Sobre a inclusão de seu nome na investigação, Camila afirmou: “Antes de qualquer coisa é importante deixar claro que meu nome foi citado na decisão apenas como ‘alvo de busca’ para fins de esclarecimento de fatos. Eu não sou investigada, não estou indiciada, tampouco fui denunciada.”
A OAB emitiu a seguinte nota na época da operação:
A OAB/MS vem a público informar que a Vice-Presidente Camila Cavalcante Bastos nessa data se afastou, a pedido, de suas funções em respeito à instituição e para o pleno exercício da ampla defesa e contraditório.
A OAB/MS reitera que cobrará apuração rigorosa dos fatos noticiados pela mídia nacional a respeito da Operação “Última Ratio” envolvendo Desembargadores do TJMS, membro do Ministério Público, Tribunal de Contas e Advogados e reafirma seu compromisso em apoiar o combate a corrupção, com respeito ao Estado Democrático de Direito e com uma justiça imparcial, proba e transparente.
O Tribunal de Ética da Ordem, adotará as medidas necessárias assim receber o compartilhamento das investigações, nos termos do que dispõe o Código de Ética Profissional da advocacia, sempre respeitando os princípios do contraditório e ampla defesa”.
Pedidos de indiciamentos
Com mais de 700 páginas, o relatório da PF reúne provas e elementos colhidos na Operação Ultima Ratio. Entre eles, documentos, conversas de WhatsApp, depósitos bancários e detalhes de como magistrados atuavam com advogados e familiares, usando grandes quantias em dinheiro vivo para ocultar pagamentos.
O relatório conclui que houve a venda de sentenças em diversos processos envolvendo disputas de terras e execuções financeiras vultosas.

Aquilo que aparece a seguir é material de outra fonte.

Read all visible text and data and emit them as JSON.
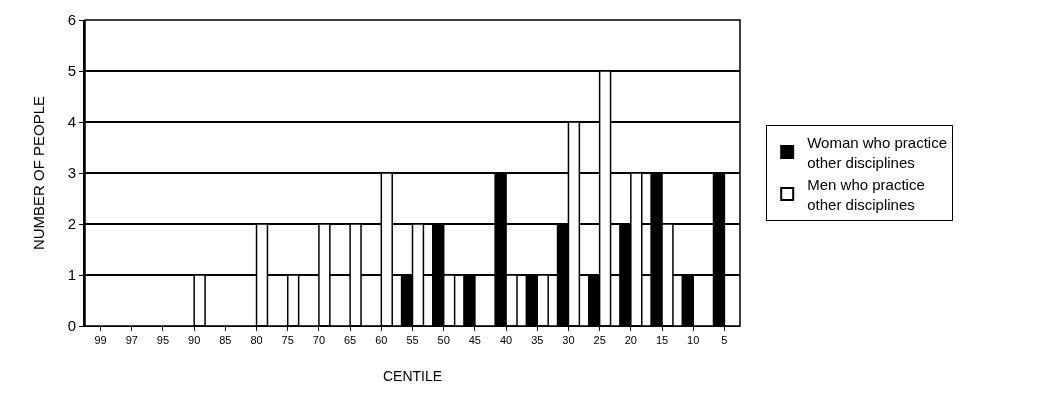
{
  "chart_data": {
    "type": "bar",
    "xlabel": "CENTILE",
    "ylabel": "NUMBER OF PEOPLE",
    "categories": [
      "99",
      "97",
      "95",
      "90",
      "85",
      "80",
      "75",
      "70",
      "65",
      "60",
      "55",
      "50",
      "45",
      "40",
      "35",
      "30",
      "25",
      "20",
      "15",
      "10",
      "5"
    ],
    "series": [
      {
        "name": "Woman who practice other disciplines",
        "color": "#000000",
        "values": [
          0,
          0,
          0,
          0,
          0,
          0,
          0,
          0,
          0,
          0,
          1,
          2,
          1,
          3,
          1,
          2,
          1,
          2,
          3,
          1,
          3
        ]
      },
      {
        "name": "Men who practice other disciplines",
        "color": "#ffffff",
        "values": [
          0,
          0,
          0,
          1,
          0,
          2,
          1,
          2,
          2,
          3,
          2,
          1,
          0,
          1,
          1,
          4,
          5,
          3,
          2,
          0,
          0
        ]
      }
    ],
    "ylim": [
      0,
      6
    ],
    "yticks": [
      0,
      1,
      2,
      3,
      4,
      5,
      6
    ],
    "grid": "y",
    "legend": "right"
  }
}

Os casos específicos incluem a relação dos advogados com quatro fazendas em Mato Grosso do Sul:
Fazenda Santo Antônio (Corumbá-MS), Fazenda Vai Quem Quer (Corumbá-MS), Fazenda Paulicéia (Maracaju-MS), Fazendas Montanha e San Diego.

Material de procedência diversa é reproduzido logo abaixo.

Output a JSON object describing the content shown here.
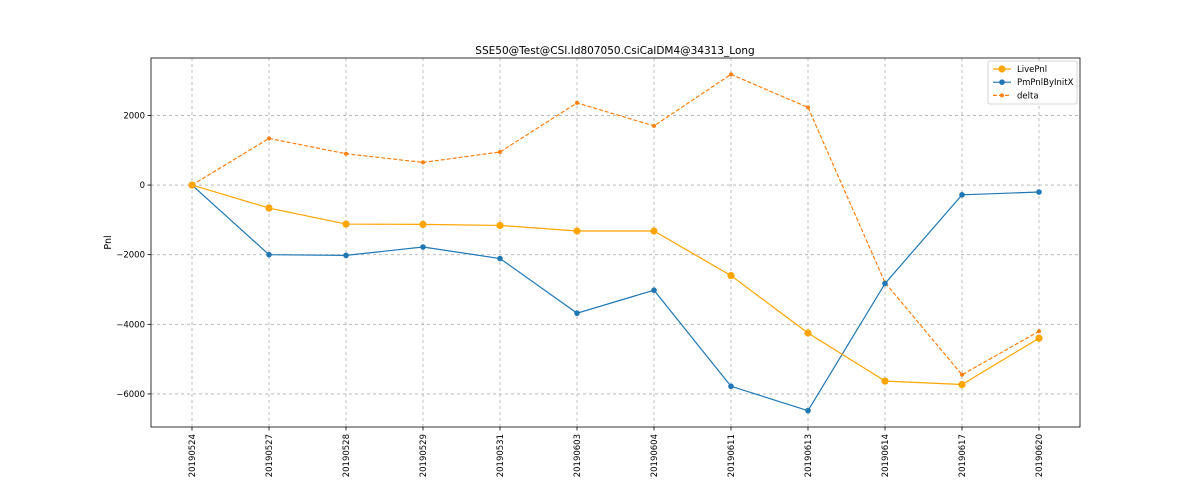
{
  "chart_data": {
    "type": "line",
    "title": "SSE50@Test@CSI.Id807050.CsiCalDM4@34313_Long",
    "xlabel": "",
    "ylabel": "Pnl",
    "categories": [
      "20190524",
      "20190527",
      "20190528",
      "20190529",
      "20190531",
      "20190603",
      "20190604",
      "20190611",
      "20190613",
      "20190614",
      "20190617",
      "20190620"
    ],
    "ylim": [
      -6950,
      3650
    ],
    "yticks": [
      -6000,
      -4000,
      -2000,
      0,
      2000
    ],
    "ytick_labels": [
      "−6000",
      "−4000",
      "−2000",
      "0",
      "2000"
    ],
    "grid": true,
    "legend_position": "top-right",
    "series": [
      {
        "name": "LivePnl",
        "color": "#FFA500",
        "line_style": "solid",
        "marker": "large-circle",
        "values": [
          0,
          -660,
          -1120,
          -1130,
          -1160,
          -1320,
          -1320,
          -2600,
          -4250,
          -5630,
          -5730,
          -4400
        ]
      },
      {
        "name": "PmPnlByInitX",
        "color": "#1F77B4",
        "line_style": "solid",
        "marker": "circle",
        "values": [
          0,
          -2000,
          -2020,
          -1780,
          -2110,
          -3680,
          -3020,
          -5780,
          -6480,
          -2830,
          -280,
          -200
        ]
      },
      {
        "name": "delta",
        "color": "#FF7F0E",
        "line_style": "dashed",
        "marker": "small-circle",
        "values": [
          0,
          1340,
          900,
          650,
          950,
          2360,
          1700,
          3180,
          2230,
          -2800,
          -5450,
          -4200
        ]
      }
    ]
  }
}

Segundo a PF, o relatório detalha como magistrados, com a intermediação de seus filhos e advogados influentes, comercializavam votos em processos milionários relacionados a disputas de terras.

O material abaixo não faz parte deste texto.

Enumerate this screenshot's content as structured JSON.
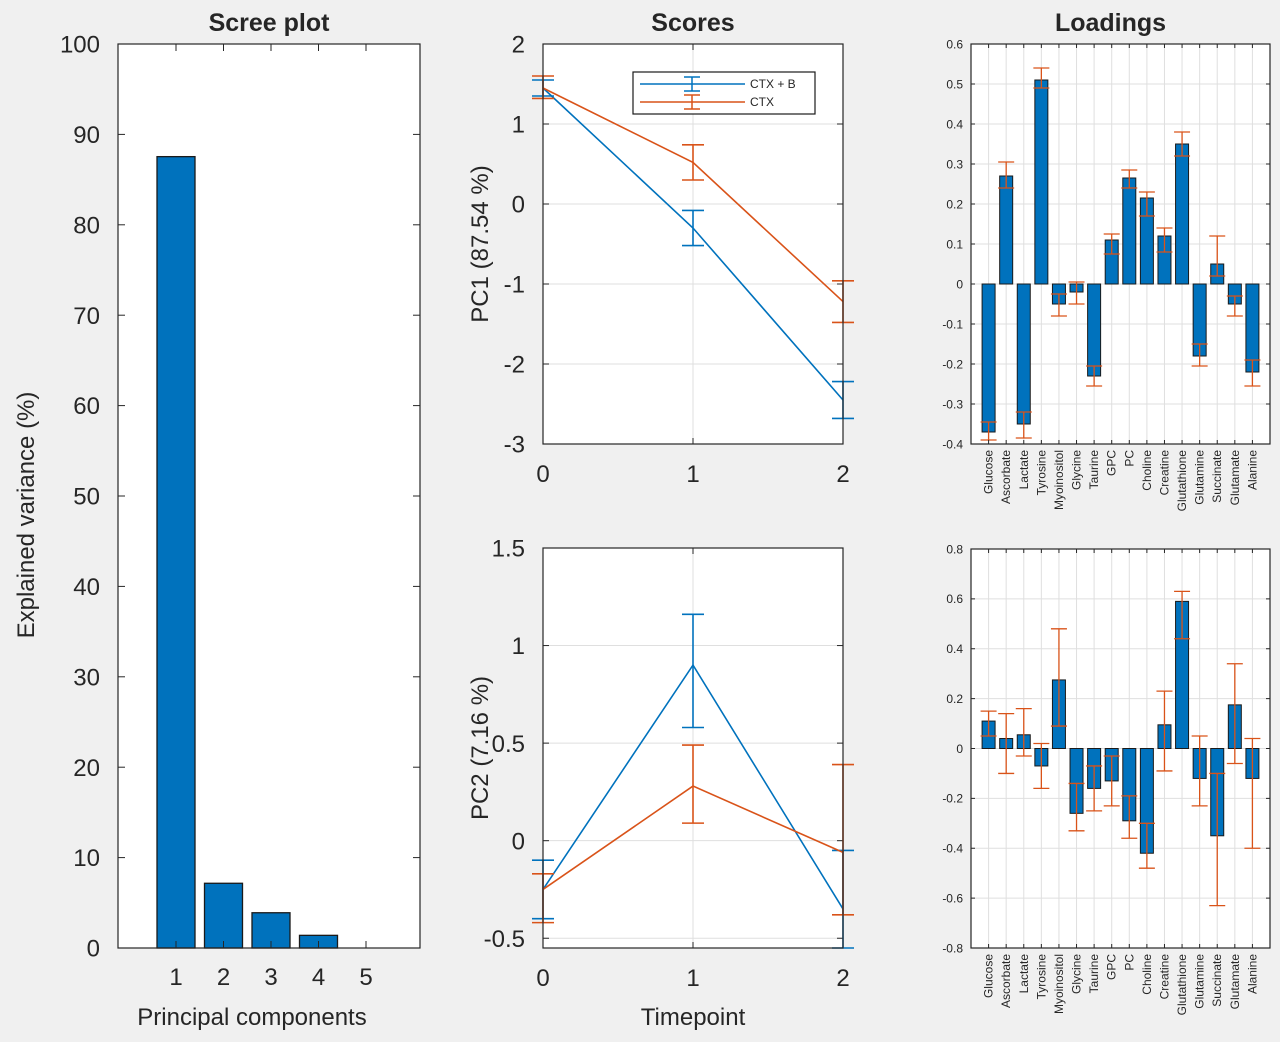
{
  "colors": {
    "blue": "#0072bd",
    "orange": "#d95319",
    "grid": "#dfdfdf",
    "axis": "#262626",
    "background": "#f0f0f0"
  },
  "chart_data": [
    {
      "id": "scree",
      "type": "bar",
      "title": "Scree plot",
      "xlabel": "Principal components",
      "ylabel": "Explained variance (%)",
      "categories": [
        "1",
        "2",
        "3",
        "4",
        "5"
      ],
      "values": [
        87.54,
        7.16,
        3.9,
        1.4,
        0
      ],
      "ylim": [
        0,
        100
      ],
      "yticks": [
        0,
        10,
        20,
        30,
        40,
        50,
        60,
        70,
        80,
        90,
        100
      ],
      "grid": false
    },
    {
      "id": "scores_pc1",
      "type": "line",
      "title": "Scores",
      "xlabel": "",
      "ylabel": "PC1 (87.54 %)",
      "x": [
        0,
        1,
        2
      ],
      "xticks": [
        0,
        1,
        2
      ],
      "ylim": [
        -3,
        2
      ],
      "yticks": [
        -3,
        -2,
        -1,
        0,
        1,
        2
      ],
      "grid": true,
      "legend": {
        "placement": "top-right"
      },
      "series": [
        {
          "name": "CTX + B",
          "color": "blue",
          "values": [
            1.45,
            -0.3,
            -2.45
          ],
          "lower": [
            1.35,
            -0.52,
            -2.68
          ],
          "upper": [
            1.55,
            -0.08,
            -2.22
          ]
        },
        {
          "name": "CTX",
          "color": "orange",
          "values": [
            1.45,
            0.52,
            -1.22
          ],
          "lower": [
            1.32,
            0.3,
            -1.48
          ],
          "upper": [
            1.6,
            0.74,
            -0.96
          ]
        }
      ]
    },
    {
      "id": "scores_pc2",
      "type": "line",
      "title": "",
      "xlabel": "Timepoint",
      "ylabel": "PC2 (7.16 %)",
      "x": [
        0,
        1,
        2
      ],
      "xticks": [
        0,
        1,
        2
      ],
      "ylim": [
        -0.55,
        1.5
      ],
      "yticks": [
        -0.5,
        0,
        0.5,
        1,
        1.5
      ],
      "grid": true,
      "series": [
        {
          "name": "CTX + B",
          "color": "blue",
          "values": [
            -0.25,
            0.9,
            -0.35
          ],
          "lower": [
            -0.4,
            0.58,
            -0.55
          ],
          "upper": [
            -0.1,
            1.16,
            -0.05
          ]
        },
        {
          "name": "CTX",
          "color": "orange",
          "values": [
            -0.25,
            0.28,
            -0.06
          ],
          "lower": [
            -0.42,
            0.09,
            -0.38
          ],
          "upper": [
            -0.17,
            0.49,
            0.39
          ]
        }
      ]
    },
    {
      "id": "loadings_pc1",
      "type": "bar",
      "title": "Loadings",
      "xlabel": "",
      "ylabel": "",
      "categories": [
        "Glucose",
        "Ascorbate",
        "Lactate",
        "Tyrosine",
        "Myoinositol",
        "Glycine",
        "Taurine",
        "GPC",
        "PC",
        "Choline",
        "Creatine",
        "Glutathione",
        "Glutamine",
        "Succinate",
        "Glutamate",
        "Alanine"
      ],
      "values": [
        -0.37,
        0.27,
        -0.35,
        0.51,
        -0.05,
        -0.02,
        -0.23,
        0.11,
        0.265,
        0.215,
        0.12,
        0.35,
        -0.18,
        0.05,
        -0.05,
        -0.22
      ],
      "lower": [
        -0.39,
        0.24,
        -0.385,
        0.49,
        -0.08,
        -0.05,
        -0.255,
        0.075,
        0.24,
        0.17,
        0.08,
        0.32,
        -0.205,
        0.02,
        -0.08,
        -0.255
      ],
      "upper": [
        -0.345,
        0.305,
        -0.32,
        0.54,
        -0.025,
        0.005,
        -0.205,
        0.125,
        0.285,
        0.23,
        0.14,
        0.38,
        -0.15,
        0.12,
        -0.03,
        -0.19
      ],
      "ylim": [
        -0.4,
        0.6
      ],
      "yticks": [
        -0.4,
        -0.3,
        -0.2,
        -0.1,
        0,
        0.1,
        0.2,
        0.3,
        0.4,
        0.5,
        0.6
      ],
      "grid": true
    },
    {
      "id": "loadings_pc2",
      "type": "bar",
      "title": "",
      "xlabel": "",
      "ylabel": "",
      "categories": [
        "Glucose",
        "Ascorbate",
        "Lactate",
        "Tyrosine",
        "Myoinositol",
        "Glycine",
        "Taurine",
        "GPC",
        "PC",
        "Choline",
        "Creatine",
        "Glutathione",
        "Glutamine",
        "Succinate",
        "Glutamate",
        "Alanine"
      ],
      "values": [
        0.11,
        0.04,
        0.055,
        -0.07,
        0.275,
        -0.26,
        -0.16,
        -0.13,
        -0.29,
        -0.42,
        0.095,
        0.59,
        -0.12,
        -0.35,
        0.175,
        -0.12
      ],
      "lower": [
        0.05,
        -0.1,
        -0.03,
        -0.16,
        0.09,
        -0.33,
        -0.25,
        -0.23,
        -0.36,
        -0.48,
        -0.09,
        0.44,
        -0.23,
        -0.63,
        -0.06,
        -0.4
      ],
      "upper": [
        0.15,
        0.14,
        0.16,
        0.02,
        0.48,
        -0.14,
        -0.07,
        -0.03,
        -0.19,
        -0.3,
        0.23,
        0.63,
        0.05,
        -0.1,
        0.34,
        0.04
      ],
      "ylim": [
        -0.8,
        0.8
      ],
      "yticks": [
        -0.8,
        -0.6,
        -0.4,
        -0.2,
        0,
        0.2,
        0.4,
        0.6,
        0.8
      ],
      "grid": true
    }
  ]
}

O inquérito detalha que as sentenças eram tratadas como mercadorias, chegando a ignorar preclusões e provas periciais para favorecer compradores de decisões em troca de propinas.
Além da corrupção passiva, a PF identificou a prática de crimes de lavagem de dinheiro em imóveis na Bahia, extorsão armada, falsificação de escrituras públicas e a formação de uma organização criminosa estruturada para manter o proveito dos ilícitos
No relatório, o delegado da PF ressalta que, embora as provas de materialidade e autoria tenham sido apresentadas para os crimes de corrupção passiva e lavagem de dinheiro, a formalização dos indiciamentos não foi realizada pela própria polícia devido à prerrogativa de foro por função dos magistrados, cabendo o indiciamento ao MPF.
Diante dos fatos ocorrido, a advogada Camila Bastos, sequer foi citada e mencionada no relatório da Polícia Federal e merece uma nota de apoio da OAB/MS e da imprensa.
“Se sofrer uma injustiça, console-se, a verdadeira infelicidade é cometê-la”.